23. Le 24 janvier 2010, le deuxième requérant participa à une manifestation organisée en soutien aux mouvements des travailleurs du TEKEL d’Ankara (pour plus de détails concernant le déroulement de cette manifestation, voir le paragraphe 12 ci-dessus).

24. Le 20 février 2010, il se vit notifier un procès-verbal d’amende administrative d’un montant de 143 TRY (environ 70 EUR) sur le fondement de l’article 32 de la loi relative aux fautes administratives pour avoir défilé.

25. Le 13 mai 2010, le 1er tribunal d’instance pénale d’Adana rejeta l’opposition du requérant. Notant que la fiabilité du procès-verbal d’incident n’avait pas été contestée et que les preuves recueillies n’avaient pas remis en cause son contenu, le tribunal conclut que l’amende était conforme au droit.

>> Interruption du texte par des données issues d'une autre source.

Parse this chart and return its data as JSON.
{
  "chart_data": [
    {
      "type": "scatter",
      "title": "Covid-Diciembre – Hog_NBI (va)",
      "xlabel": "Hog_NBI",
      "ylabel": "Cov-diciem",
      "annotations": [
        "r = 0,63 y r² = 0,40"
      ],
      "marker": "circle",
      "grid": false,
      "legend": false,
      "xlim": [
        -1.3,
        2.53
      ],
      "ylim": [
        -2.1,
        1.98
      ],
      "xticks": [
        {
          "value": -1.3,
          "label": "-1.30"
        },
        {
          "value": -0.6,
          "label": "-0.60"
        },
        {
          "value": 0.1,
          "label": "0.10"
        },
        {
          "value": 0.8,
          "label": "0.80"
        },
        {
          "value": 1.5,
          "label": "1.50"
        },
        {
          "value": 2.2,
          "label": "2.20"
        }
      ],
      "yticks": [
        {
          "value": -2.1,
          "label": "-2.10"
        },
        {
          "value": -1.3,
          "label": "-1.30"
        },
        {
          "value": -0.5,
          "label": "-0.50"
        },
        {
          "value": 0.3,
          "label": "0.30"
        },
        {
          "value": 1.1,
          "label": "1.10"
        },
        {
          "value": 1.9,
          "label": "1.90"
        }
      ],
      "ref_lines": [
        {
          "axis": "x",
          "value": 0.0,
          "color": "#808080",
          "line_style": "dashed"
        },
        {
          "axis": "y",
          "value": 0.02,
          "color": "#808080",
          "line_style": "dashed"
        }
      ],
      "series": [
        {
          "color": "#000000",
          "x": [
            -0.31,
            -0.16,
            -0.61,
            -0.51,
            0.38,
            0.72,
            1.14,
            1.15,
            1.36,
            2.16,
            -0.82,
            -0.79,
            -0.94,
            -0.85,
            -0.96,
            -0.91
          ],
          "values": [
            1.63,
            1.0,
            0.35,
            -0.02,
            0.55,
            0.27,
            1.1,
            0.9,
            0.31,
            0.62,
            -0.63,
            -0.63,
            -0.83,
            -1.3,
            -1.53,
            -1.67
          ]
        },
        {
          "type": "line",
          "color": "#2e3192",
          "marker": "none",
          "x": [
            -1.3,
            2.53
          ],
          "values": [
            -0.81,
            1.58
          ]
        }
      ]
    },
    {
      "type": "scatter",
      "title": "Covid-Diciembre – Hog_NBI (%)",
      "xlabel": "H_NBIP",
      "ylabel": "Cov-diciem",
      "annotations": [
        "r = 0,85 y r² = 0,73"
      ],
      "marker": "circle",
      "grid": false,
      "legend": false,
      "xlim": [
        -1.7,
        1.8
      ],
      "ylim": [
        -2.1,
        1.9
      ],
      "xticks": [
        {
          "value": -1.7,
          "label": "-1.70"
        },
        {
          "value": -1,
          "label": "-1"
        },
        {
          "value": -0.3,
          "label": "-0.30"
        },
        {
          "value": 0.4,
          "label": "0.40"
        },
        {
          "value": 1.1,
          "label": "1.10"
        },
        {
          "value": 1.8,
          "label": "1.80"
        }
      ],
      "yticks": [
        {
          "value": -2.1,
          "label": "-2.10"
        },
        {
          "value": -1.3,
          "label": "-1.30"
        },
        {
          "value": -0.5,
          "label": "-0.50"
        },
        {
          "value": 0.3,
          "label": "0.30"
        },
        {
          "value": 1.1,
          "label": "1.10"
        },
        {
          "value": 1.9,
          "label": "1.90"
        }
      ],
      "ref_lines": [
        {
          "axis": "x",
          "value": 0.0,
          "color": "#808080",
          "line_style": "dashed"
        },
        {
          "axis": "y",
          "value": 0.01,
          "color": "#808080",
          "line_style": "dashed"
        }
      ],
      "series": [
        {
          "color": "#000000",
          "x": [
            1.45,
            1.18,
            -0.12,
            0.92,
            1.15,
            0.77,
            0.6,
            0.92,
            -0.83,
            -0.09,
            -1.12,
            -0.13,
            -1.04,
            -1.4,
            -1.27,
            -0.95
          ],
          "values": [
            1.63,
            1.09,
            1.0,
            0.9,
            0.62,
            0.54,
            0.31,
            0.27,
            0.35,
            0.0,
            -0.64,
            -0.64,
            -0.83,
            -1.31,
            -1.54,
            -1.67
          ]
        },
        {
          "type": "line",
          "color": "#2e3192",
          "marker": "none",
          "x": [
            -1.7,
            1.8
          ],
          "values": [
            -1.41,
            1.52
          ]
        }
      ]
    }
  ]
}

c) La manifestation du 7 mars 2010

26. Le 7 mars 2010, le deuxième requérant participa à une manifestation organisée à l’occasion de la journée mondiale des femmes travailleuses.

27. Selon le procès-verbal d’incident, vers 14 heures, un groupe d’environ 160 personnes se réunit sur la place 5 Ocak avant de défiler vers le parc İnönü en lançant des slogans, en portant des pancartes et en bloquant la circulation. Le groupe se dispersa vers 15 h 30 après la lecture d’une déclaration à la presse.

28. Le 7 avril 2010, le deuxième requérant se vit notifier un procès-verbal d’amende administrative d’un montant de 143 TRY (environ 70 EUR) pour avoir défilé, sur le fondement de l’article 32 de la loi relative aux fautes administratives.

29. Le 24 juin 2010, le 1er tribunal d’instance d’Adana rejeta l’opposition formée par le deuxième requérant. Il considéra que l’amende avait été infligée conformément à la loi relative aux fautes administratives. Estimant que la fiabilité du procès‑verbal d’incident n’avait pas été contestée et que les preuves recueillies n’avaient pas remis en cause le contenu de celui-ci, il conclut que l’amende en cause était conforme au droit.

d) La manifestation du 30 mars 2010

30. Le 30 mars 2010, le deuxième requérant prit part à une manifestation organisée à l’occasion de l’anniversaire des événements de Kızıldere, survenus le 30 mars 1972.

31. Selon le procès-verbal, vers 18 heures, environ 50 personnes se réunirent sur la place 5 Ocak. Le groupe défila jusqu’au parc İnönü en bloquant la circulation et se dispersa vers 18 h 45 après la lecture d’une déclaration.

32. Le 21 avril 2010, le deuxième requérant se vit notifier un procès-verbal d’amende administrative d’un montant de 143 TRY (environ 70 EUR) pour infraction à l’article 32 de la loi relative aux fautes administratives pour avoir défilé.

33. Le 26 août 2010, le 4e tribunal d’instance pénale d’Adana rejeta l’opposition formée par le deuxième requérant. Il expliqua que l’arrêté avait pour objectif de prévenir des incidents malheureux, d’éventuelles provocations et de permettre l’exercice du droit à la liberté d’expression dans les meilleures conditions. Il observa que, d’après les clichés et les enregistrements vidéo dont il disposait, environ 100 personnes avaient défilé de la place 5 Ocak au parc İnönü. Il estima que l’amende administrative infligée aux manifestants pour avoir participé à cette manifestation en portant des pancartes, en scandant des slogans et en empêchant partiellement ou complètement la circulation des véhicules était conforme à la procédure et à la loi.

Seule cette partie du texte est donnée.